Des messages de détresse inscrits par des titans mécaniques

Symbole de l'agriculture moderne, le tracteur a été au centre des révoltes agricoles. Cette série d'été revient sur la place qu'occupe ce véhicule dans les champs, sur les routes et dans les cœurs.
7 août 2024 Horace Perret
© Jo Bersier / Agence B

S’il y a une image que l’on retiendra de la révolte qui a gagné les campagnes cet hiver, c’est celle de ces tracteurs de toutes les couleurs et toutes les tailles, avec leurs slogans dessinés sur des panneaux, se dirigeant en files indiennes vers les villes.

L’arrivée de ces géants mécaniques en milieu urbain a provoqué l’effet de sidération recherché: impossible de ne pas les remarquer avec leurs pneus géants, leurs cabines panoramiques et leurs moteurs vrombissants et, donc, d’ignorer leurs messages.

Des convois remarqués

C’est ainsi que le 3 février dernier, à l’appel de l’organisation paysanne Uniterre, une trentaine de tracteurs de la campagne genevoise convergeaient vers la plaine de Plainpalais pour revendiquer une rémunération correcte du travail des paysans et une plus grande transparence dans la fixation des prix.

À Goumoëns-la-Ville (VD), le 29 février, 200 tracteurs se sont coordonnés pour former les trois lettres du signal de détresse SOS au nom du groupe «Révolte agricole Suisse», tandis qu’ils étaient entre 500 et 800 à écrire le mot «dialogue» à Estavayer-le-Lac (FR) le 22 mars.

Si ces impressionnants véhicules qui font passer les SUV pour des fourmis ont été mis en scène lors de ces épisodes, c’est qu’ils sont devenus un symbole à l’égal des vaches dans les prés de la ruralité. Depuis leur apparition dans l’après-guerre, ces machines bénéficient d’un fort attachement de la part de leurs propriétaires.

Cheval de trait moderne

«Le tracteur, c’est la fierté de l’agriculteur, un peu comme le camion pour le chauffeur ou la Tesla du cadre supérieur», analysait le sociologue Jean Viard dans un article du quotidien français Libération l’hiver dernier. Il faut dire que ces «animaux de trait des temps modernes» ont révolutionné le travail des agriculteurs, diminuant sa pénibilité et augmentant la productivité. Il a marqué le début de l’agriculture intensive avec l’arrivée de la chimie et la montée en puissance de la mécanisation.

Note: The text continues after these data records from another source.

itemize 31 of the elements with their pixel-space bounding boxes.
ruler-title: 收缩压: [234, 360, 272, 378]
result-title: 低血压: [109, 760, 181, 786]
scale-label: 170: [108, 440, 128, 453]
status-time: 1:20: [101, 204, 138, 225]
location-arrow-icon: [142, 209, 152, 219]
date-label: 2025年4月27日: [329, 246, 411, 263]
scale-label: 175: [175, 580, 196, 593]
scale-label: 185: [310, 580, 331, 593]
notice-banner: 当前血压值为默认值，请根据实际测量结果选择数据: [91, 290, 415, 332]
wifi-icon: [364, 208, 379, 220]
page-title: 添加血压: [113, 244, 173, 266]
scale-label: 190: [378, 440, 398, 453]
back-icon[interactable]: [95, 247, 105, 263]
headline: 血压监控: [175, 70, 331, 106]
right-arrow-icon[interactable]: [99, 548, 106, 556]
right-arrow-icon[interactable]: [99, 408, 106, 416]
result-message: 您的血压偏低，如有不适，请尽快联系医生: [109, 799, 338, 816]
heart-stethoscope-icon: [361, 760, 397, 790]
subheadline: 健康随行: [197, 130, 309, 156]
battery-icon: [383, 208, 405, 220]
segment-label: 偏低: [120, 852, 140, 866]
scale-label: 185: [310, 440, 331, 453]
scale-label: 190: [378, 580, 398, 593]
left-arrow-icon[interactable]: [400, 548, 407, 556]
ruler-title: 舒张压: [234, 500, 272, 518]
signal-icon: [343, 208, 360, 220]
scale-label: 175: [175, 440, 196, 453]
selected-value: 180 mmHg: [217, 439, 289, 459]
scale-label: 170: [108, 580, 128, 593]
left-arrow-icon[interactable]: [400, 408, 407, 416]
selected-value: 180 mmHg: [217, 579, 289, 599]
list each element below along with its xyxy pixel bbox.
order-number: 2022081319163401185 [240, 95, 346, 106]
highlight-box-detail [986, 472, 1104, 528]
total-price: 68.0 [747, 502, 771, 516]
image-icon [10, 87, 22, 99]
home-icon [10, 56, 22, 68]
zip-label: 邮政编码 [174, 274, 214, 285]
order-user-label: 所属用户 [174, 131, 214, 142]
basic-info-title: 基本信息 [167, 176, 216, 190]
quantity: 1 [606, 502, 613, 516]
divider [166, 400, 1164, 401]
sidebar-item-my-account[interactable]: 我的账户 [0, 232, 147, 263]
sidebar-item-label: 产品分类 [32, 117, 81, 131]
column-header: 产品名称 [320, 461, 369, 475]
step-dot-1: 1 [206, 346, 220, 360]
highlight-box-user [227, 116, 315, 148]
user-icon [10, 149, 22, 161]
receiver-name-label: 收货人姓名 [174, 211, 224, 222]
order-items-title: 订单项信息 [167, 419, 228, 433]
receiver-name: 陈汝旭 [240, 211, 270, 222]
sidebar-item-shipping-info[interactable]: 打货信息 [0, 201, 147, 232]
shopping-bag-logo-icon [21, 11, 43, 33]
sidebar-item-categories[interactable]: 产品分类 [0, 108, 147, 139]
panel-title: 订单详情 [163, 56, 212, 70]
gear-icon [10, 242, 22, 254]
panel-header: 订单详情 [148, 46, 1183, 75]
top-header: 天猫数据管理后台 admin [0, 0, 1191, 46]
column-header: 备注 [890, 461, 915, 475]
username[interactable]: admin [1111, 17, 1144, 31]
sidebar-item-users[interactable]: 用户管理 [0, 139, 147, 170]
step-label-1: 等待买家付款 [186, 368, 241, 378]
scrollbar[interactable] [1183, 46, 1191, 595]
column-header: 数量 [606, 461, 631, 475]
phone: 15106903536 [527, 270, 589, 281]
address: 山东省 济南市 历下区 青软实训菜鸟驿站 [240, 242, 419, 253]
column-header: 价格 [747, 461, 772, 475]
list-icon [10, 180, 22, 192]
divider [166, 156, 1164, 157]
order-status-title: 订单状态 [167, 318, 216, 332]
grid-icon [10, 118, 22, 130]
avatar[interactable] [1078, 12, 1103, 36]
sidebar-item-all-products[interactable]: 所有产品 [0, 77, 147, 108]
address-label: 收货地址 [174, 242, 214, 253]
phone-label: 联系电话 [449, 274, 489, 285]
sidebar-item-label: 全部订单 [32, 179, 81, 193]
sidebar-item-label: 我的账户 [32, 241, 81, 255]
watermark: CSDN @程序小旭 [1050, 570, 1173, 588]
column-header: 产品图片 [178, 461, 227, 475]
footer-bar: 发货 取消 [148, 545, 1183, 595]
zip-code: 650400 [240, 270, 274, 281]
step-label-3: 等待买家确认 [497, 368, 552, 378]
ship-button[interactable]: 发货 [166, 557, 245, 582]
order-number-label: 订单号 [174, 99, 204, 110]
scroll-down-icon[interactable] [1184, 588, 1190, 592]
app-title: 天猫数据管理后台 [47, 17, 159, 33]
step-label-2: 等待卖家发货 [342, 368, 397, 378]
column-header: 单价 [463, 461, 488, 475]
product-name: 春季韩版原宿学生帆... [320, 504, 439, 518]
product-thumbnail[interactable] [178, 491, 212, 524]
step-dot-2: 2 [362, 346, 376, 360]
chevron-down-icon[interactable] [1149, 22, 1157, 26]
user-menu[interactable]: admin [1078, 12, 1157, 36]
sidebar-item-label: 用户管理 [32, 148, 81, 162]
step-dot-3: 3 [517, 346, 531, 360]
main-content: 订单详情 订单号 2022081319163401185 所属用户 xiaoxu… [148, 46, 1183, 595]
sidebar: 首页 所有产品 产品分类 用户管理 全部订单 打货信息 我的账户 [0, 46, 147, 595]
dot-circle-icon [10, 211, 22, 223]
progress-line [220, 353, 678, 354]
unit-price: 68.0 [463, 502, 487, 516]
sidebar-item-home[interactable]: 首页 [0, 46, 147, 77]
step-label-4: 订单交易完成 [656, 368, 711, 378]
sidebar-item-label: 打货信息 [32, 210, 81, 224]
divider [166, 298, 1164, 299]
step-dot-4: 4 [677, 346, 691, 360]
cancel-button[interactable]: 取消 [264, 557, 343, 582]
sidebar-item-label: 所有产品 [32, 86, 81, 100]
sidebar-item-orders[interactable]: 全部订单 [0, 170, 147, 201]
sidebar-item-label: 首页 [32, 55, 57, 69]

Au fil des décennies, le nombre de tracteurs n’a cessé d’augmenter, les machines se perfectionnant, devenant plus puissantes, plus lourdes et plus confortables, avec des cabines qui ressemblent désormais à des cockpits d’avion aux écrans tactiles et une isolation phonique quasi totale.

Entre 1955 et 2022, leur nombre a plus que quintuplé en Suisse selon l’Office fédéral de la statistique, atteignant les 148 080 véhicules immatriculés. La marque Fendt domine le marché helvétique devant John Deere, Deutz-Fahr, New Holland et Massey Fergusson.

Plus puissants, plus lourds,
plus chers

La puissance des moteurs a elle aussi progressé. En 2003, la classe des 81 à 140 CV était encore minoritaire par rapport aux tracteurs de moins de 75 CV. Vingt ans plus tard, c’est le contraire: un peu plus de 60% des modèles immatriculés se situent dans cette classe de puissance. Qui dit plus de chevaux dit aussi plus de poids. La majorité des machines pèse aujourd’hui entre 4 et 6 tonnes, certaines allant jusqu’à 8 voire 10 tonnes. Quant au prix, il suit la même tendance.

Acquérir un tracteur neuf coûte très cher, environ 110 000 fr. pour un modèle de puissance moyenne (102-121 CV), jusqu’à 300 000 fr. pour les modèles les plus puissants (272-340 CV). Dans ce contexte, le leasing est fréquent, les fabricants n’hésitant pas à mettre en avant ses avantages comme la possibilité de déduire fiscalement les mensualités en tant que charges d’exploitation.